RUNTIME_OUTPUT_DIRECTORY “${CMAKE_BINARY_DIR}/bin”)

target_link_libraries(add ${OpenCV_LIBS})

Steps Taken

  1. Verified that LD_LIBRARY_PATH is set correctly: which is correctly set
  2. checked the working reverting back without the cpp implementation: It is working normally

Despite these efforts, the initialization error persists. I would greatly appreciate any guidance or suggestions you could provide to help resolve this issue. Specifically, any insights into correctly configuring TensorFlow to locate libcuda.so or any additional debugging steps would be highly valuable.

Thank you for your time and assistance.

Here are few steps , we can take to see libcuda.so is actually present and path to it can be found requested dependencies.

  1. Check CUDA Installation and Path

–)Ensure that CUDA is correctly installed and that libcuda.so is indeed in /usr/local/cuda-11.4/lib64, as you’ve noted. Sometimes installations might not place the library where expected.

–) libcuda.so should be in the directory where NVIDIA drivers are installed, typically under /usr/lib64 or /usr/local/cuda/lib64.
–)We find it by running find /usr -name libcuda.so.
–)If there is no such file, your NVIDIA driver might need to be reinstalled.

  1. Dependencies and linking in Cmake
    –)Check if the find_package(CUDA) is successful. You might need to manually specify the path to CUDA if it’s not found automatically.
    –)Make sure the shared library (add.so) is correctly linking against the necessary CUDA libraries. This can be verified by checking the output of ldd /path/to/add.so.

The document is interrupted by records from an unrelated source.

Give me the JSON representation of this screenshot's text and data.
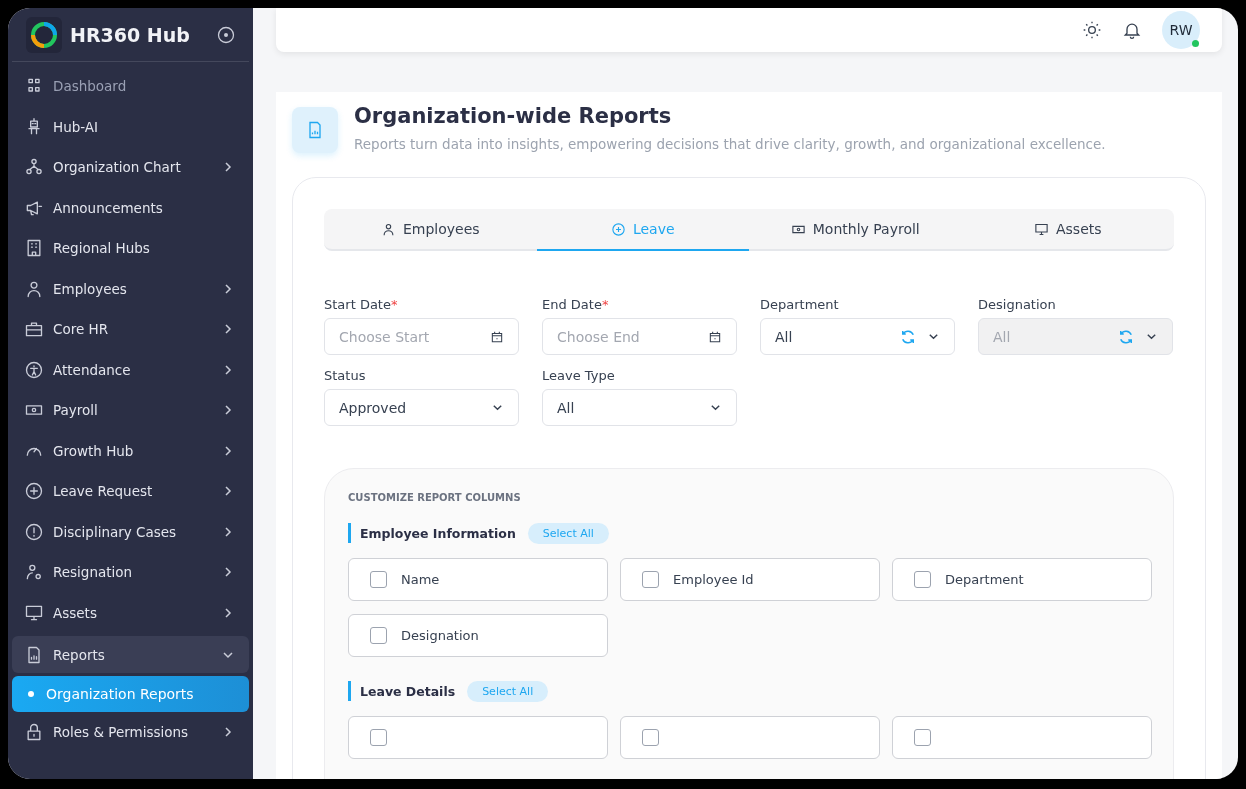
{
  "brand": {
    "name": "HR360 Hub"
  },
  "sidebar": {
    "items": [
      {
        "label": "Dashboard",
        "kind": "link"
      },
      {
        "label": "Hub-AI",
        "kind": "link"
      },
      {
        "label": "Organization Chart",
        "kind": "group",
        "expanded": false
      },
      {
        "label": "Announcements",
        "kind": "link"
      },
      {
        "label": "Regional Hubs",
        "kind": "link"
      },
      {
        "label": "Employees",
        "kind": "group",
        "expanded": false
      },
      {
        "label": "Core HR",
        "kind": "group",
        "expanded": false
      },
      {
        "label": "Attendance",
        "kind": "group",
        "expanded": false
      },
      {
        "label": "Payroll",
        "kind": "group",
        "expanded": false
      },
      {
        "label": "Growth Hub",
        "kind": "group",
        "expanded": false
      },
      {
        "label": "Leave Request",
        "kind": "group",
        "expanded": false
      },
      {
        "label": "Disciplinary Cases",
        "kind": "group",
        "expanded": false
      },
      {
        "label": "Resignation",
        "kind": "group",
        "expanded": false
      },
      {
        "label": "Assets",
        "kind": "group",
        "expanded": false
      },
      {
        "label": "Reports",
        "kind": "group",
        "expanded": true,
        "children": [
          {
            "label": "Organization Reports",
            "selected": true
          }
        ]
      },
      {
        "label": "Roles & Permissions",
        "kind": "group",
        "expanded": false
      }
    ]
  },
  "header": {
    "avatar": {
      "initials": "RW",
      "online": true
    }
  },
  "page": {
    "title": "Organization-wide Reports",
    "subtitle": "Reports turn data into insights, empowering decisions that drive clarity, growth, and organizational excellence."
  },
  "tabs": [
    {
      "label": "Employees",
      "selected": false
    },
    {
      "label": "Leave",
      "selected": true
    },
    {
      "label": "Monthly Payroll",
      "selected": false
    },
    {
      "label": "Assets",
      "selected": false
    }
  ],
  "filters": [
    {
      "label": "Start Date",
      "required_mark": "*",
      "kind": "date",
      "placeholder": "Choose Start",
      "disabled": false
    },
    {
      "label": "End Date",
      "required_mark": "*",
      "kind": "date",
      "placeholder": "Choose End",
      "disabled": false
    },
    {
      "label": "Department",
      "kind": "select-refresh",
      "value": "All",
      "disabled": false
    },
    {
      "label": "Designation",
      "kind": "select-refresh",
      "value": "All",
      "disabled": true
    },
    {
      "label": "Status",
      "kind": "select",
      "value": "Approved",
      "disabled": false
    },
    {
      "label": "Leave Type",
      "kind": "select",
      "value": "All",
      "disabled": false
    }
  ],
  "columns_panel": {
    "title": "CUSTOMIZE REPORT COLUMNS",
    "sections": [
      {
        "title": "Employee Information",
        "select_all": "Select All",
        "options": [
          {
            "label": "Name",
            "checked": false
          },
          {
            "label": "Employee Id",
            "checked": false
          },
          {
            "label": "Department",
            "checked": false
          },
          {
            "label": "Designation",
            "checked": false
          }
        ]
      },
      {
        "title": "Leave Details",
        "select_all": "Select All",
        "options": [
          {
            "checked": false
          },
          {
            "checked": false
          },
          {
            "checked": false
          }
        ]
      }
    ]
  }
}
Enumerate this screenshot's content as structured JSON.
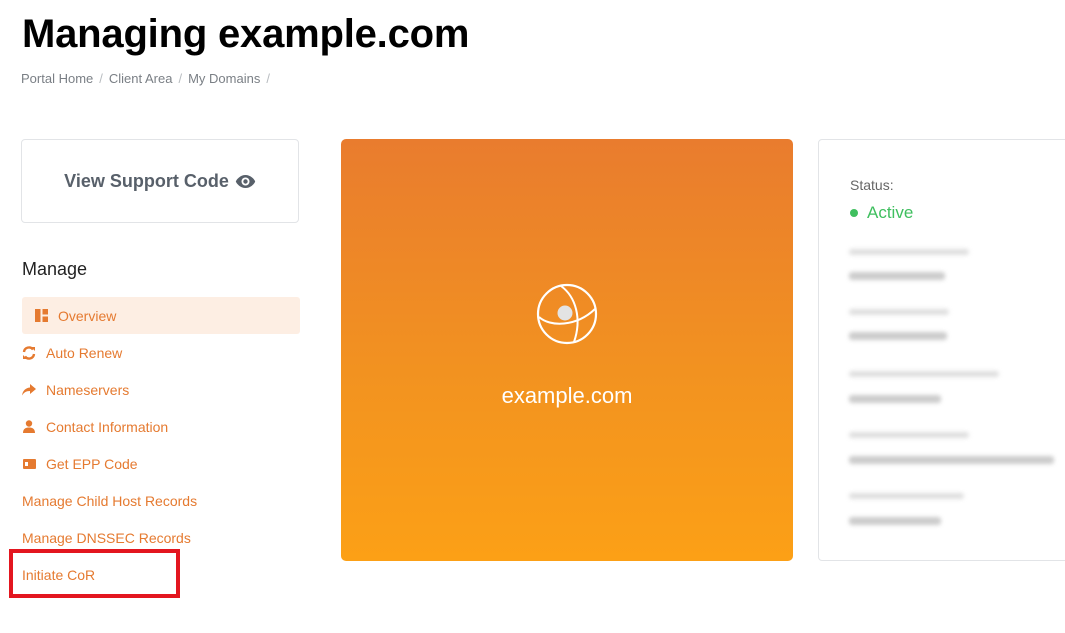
{
  "header": {
    "title": "Managing example.com",
    "breadcrumb": [
      "Portal Home",
      "Client Area",
      "My Domains"
    ]
  },
  "support": {
    "label": "View Support Code",
    "icon": "eye-icon"
  },
  "manage": {
    "heading": "Manage",
    "items": [
      {
        "label": "Overview",
        "icon": "dashboard-icon",
        "active": true
      },
      {
        "label": "Auto Renew",
        "icon": "refresh-icon"
      },
      {
        "label": "Nameservers",
        "icon": "share-arrow-icon"
      },
      {
        "label": "Contact Information",
        "icon": "user-icon"
      },
      {
        "label": "Get EPP Code",
        "icon": "id-card-icon"
      },
      {
        "label": "Manage Child Host Records"
      },
      {
        "label": "Manage DNSSEC Records"
      },
      {
        "label": "Initiate CoR"
      }
    ]
  },
  "domain": {
    "name": "example.com",
    "icon": "globe-icon"
  },
  "status": {
    "label": "Status:",
    "value": "Active"
  },
  "colors": {
    "accent": "#e57a30",
    "active_green": "#3fbf5f",
    "highlight_red": "#e3161f"
  }
}
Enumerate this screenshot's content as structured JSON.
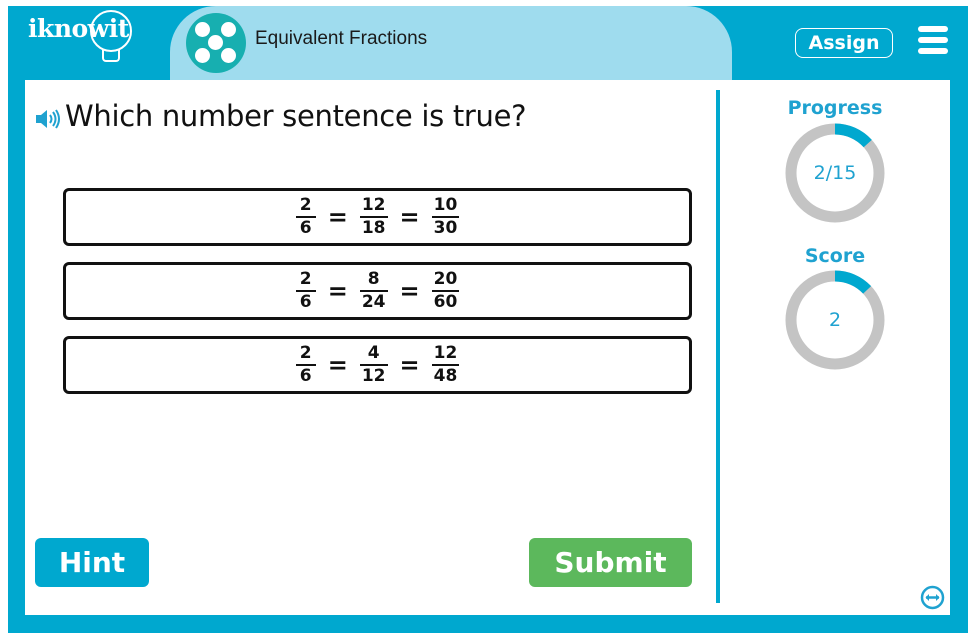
{
  "header": {
    "logo_text": "iknowit",
    "topic_title": "Equivalent Fractions",
    "assign_label": "Assign",
    "menu_icon": "hamburger-menu-icon",
    "topic_icon": "five-dots-icon"
  },
  "question": {
    "audio_icon": "speaker-icon",
    "text": "Which number sentence is true?"
  },
  "options": [
    {
      "fractions": [
        {
          "num": "2",
          "den": "6"
        },
        {
          "num": "12",
          "den": "18"
        },
        {
          "num": "10",
          "den": "30"
        }
      ],
      "operator": "="
    },
    {
      "fractions": [
        {
          "num": "2",
          "den": "6"
        },
        {
          "num": "8",
          "den": "24"
        },
        {
          "num": "20",
          "den": "60"
        }
      ],
      "operator": "="
    },
    {
      "fractions": [
        {
          "num": "2",
          "den": "6"
        },
        {
          "num": "4",
          "den": "12"
        },
        {
          "num": "12",
          "den": "48"
        }
      ],
      "operator": "="
    }
  ],
  "buttons": {
    "hint": "Hint",
    "submit": "Submit"
  },
  "sidebar": {
    "progress_label": "Progress",
    "progress_text": "2/15",
    "progress_value": 2,
    "progress_total": 15,
    "score_label": "Score",
    "score_text": "2",
    "score_fraction": 0.13,
    "expand_icon": "expand-arrows-icon"
  },
  "colors": {
    "primary": "#00a8cf",
    "topic_tab": "#9fdcee",
    "topic_icon": "#17afb0",
    "submit": "#5cb85c",
    "ring_track": "#c4c4c4",
    "ring_fill": "#00a8cf",
    "stat_text": "#1fa2d0"
  }
}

  2. Environment Variables
    –)LD_LIBRARY_PATH is exported and accessible in the context where the Python script runs. If you're running from an IDE or a system service (like a web server), it might not have the same environment variables as your user session. --) LD_LIBRARY_PATH is an environment variable used in Linux to specify additional directories where shared libraries are searched for.
    –)To ensure it includes the CUDA library path, add the path to libcuda.so by editing your ~/.bashrc or ~/.profile file:
    “export LD_LIBRARY_PATH=/usr/local/cuda/lib64:$LD_LIBRARY_PATH”
    –) After editing, run source ~/.bashrc or log out and back in to apply the changes.
    –)Check if it’s set correctly by running echo $LD_LIBRARY_PATH in the terminal.

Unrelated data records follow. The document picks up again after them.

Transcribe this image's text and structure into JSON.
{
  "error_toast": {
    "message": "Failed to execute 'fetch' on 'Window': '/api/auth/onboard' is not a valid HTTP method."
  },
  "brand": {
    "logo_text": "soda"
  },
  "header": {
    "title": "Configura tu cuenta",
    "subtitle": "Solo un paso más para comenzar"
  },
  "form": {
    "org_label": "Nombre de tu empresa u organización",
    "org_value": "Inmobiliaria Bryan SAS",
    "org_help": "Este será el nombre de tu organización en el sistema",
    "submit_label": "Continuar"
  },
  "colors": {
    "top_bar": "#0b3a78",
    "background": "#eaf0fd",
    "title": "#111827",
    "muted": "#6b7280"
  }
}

  3. Check o/p for “nvcc --version”, . If you get an error or no output, CUDA might not be installed correctly.

Please check this and let us know, if everything in place .

hey, Anwesh,
Thank you for you time
I have done all the above steps told by you cuda is working perfectly fine for the first loop, if i run the loop for the second time i am getting this cuda not initializing error. i initially taught this error could be due to tensorflow so i checked with pytorch I’am seeing the same issue

Hey amogh1,
Thanks for the update. Can you please upload/ paste full error message and where exactly you are incurring the error.